Very nice piece Euri. I really only like the part of the Journal that tells you “why” you would be killing this specific boss. I have never been an RPer but would constantly get made fun of for reading quest text. Which is why it took me a whole 4 extra hours to get to 85 behind all my guildmates.
I never knew about the purist model of an MMORPG. Thanks for the informative article.
Eidotrope, actually.
The purist model is just a figurative archetype I made up while comparing WoW to its predecessors. It would be entirely coincidental if it were the actual name of a game designer’s goal.

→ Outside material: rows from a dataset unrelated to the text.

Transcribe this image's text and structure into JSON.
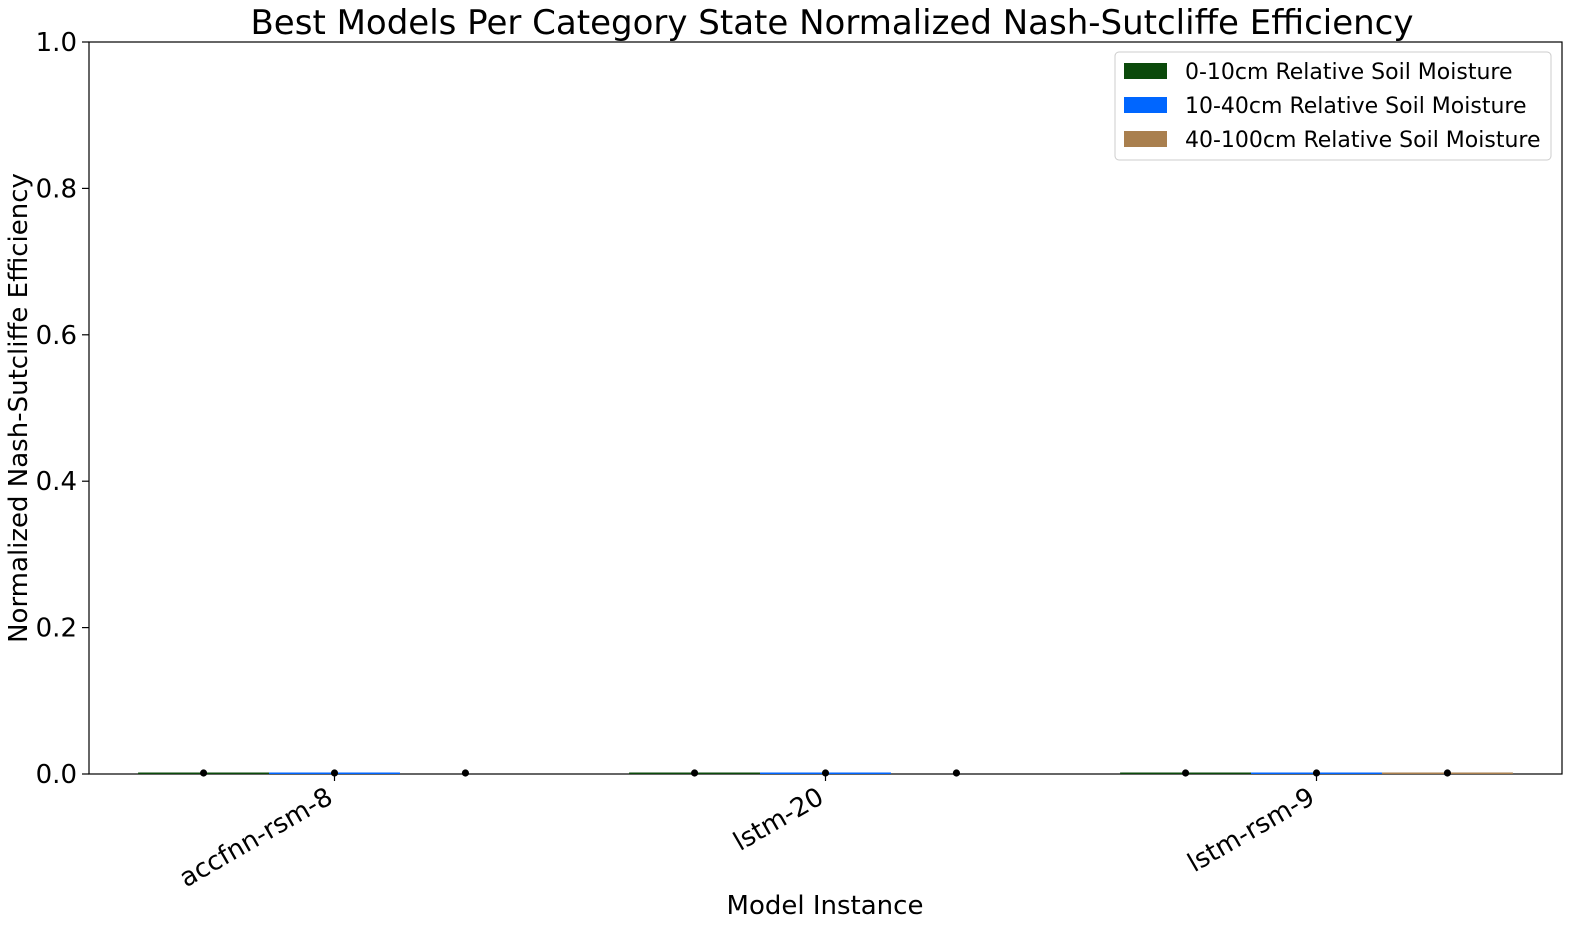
{
  "chart_data": {
    "type": "bar",
    "title": "Best Models Per Category State Normalized Nash-Sutcliffe Efficiency",
    "xlabel": "Model Instance",
    "ylabel": "Normalized Nash-Sutcliffe Efficiency",
    "ylim": [
      0,
      1.0
    ],
    "yticks": [
      "0.0",
      "0.2",
      "0.4",
      "0.6",
      "0.8",
      "1.0"
    ],
    "categories": [
      "accfnn-rsm-8",
      "lstm-20",
      "lstm-rsm-9"
    ],
    "series": [
      {
        "name": "0-10cm Relative Soil Moisture",
        "color": "#0b4a0b",
        "values": [
          0.0,
          0.0,
          0.0
        ],
        "errors": [
          0.001,
          0.001,
          0.001
        ]
      },
      {
        "name": "10-40cm Relative Soil Moisture",
        "color": "#0066ff",
        "values": [
          0.0,
          0.0,
          0.0
        ],
        "errors": [
          0.001,
          0.001,
          0.001
        ]
      },
      {
        "name": "40-100cm Relative Soil Moisture",
        "color": "#a97f4e",
        "values": [
          null,
          null,
          0.0
        ],
        "errors": [
          0.0,
          0.0,
          0.001
        ]
      }
    ],
    "grid": false,
    "legend_position": "top-right"
  }
}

Oh man! My apologies, I didn’t look close enough at the author >.>
Whenever I have tanked a pick-up-group, there was never time to read up on a certain fight I might have been rusty on, even if I had my notes printed out and sitting next to me! PUGs are notoriously impatient. The value of this will be for players to study ahead of time, something they can do anyway with existing online resources. Think of it as a library, and imagine a worgen Death Knight browsing through the books of dungeon lore in the Stormwind library or an Orc warrior borrowing her guild’s main tank’s little black book to study (and while she has it, hoping to find Go-el’s phone number in there).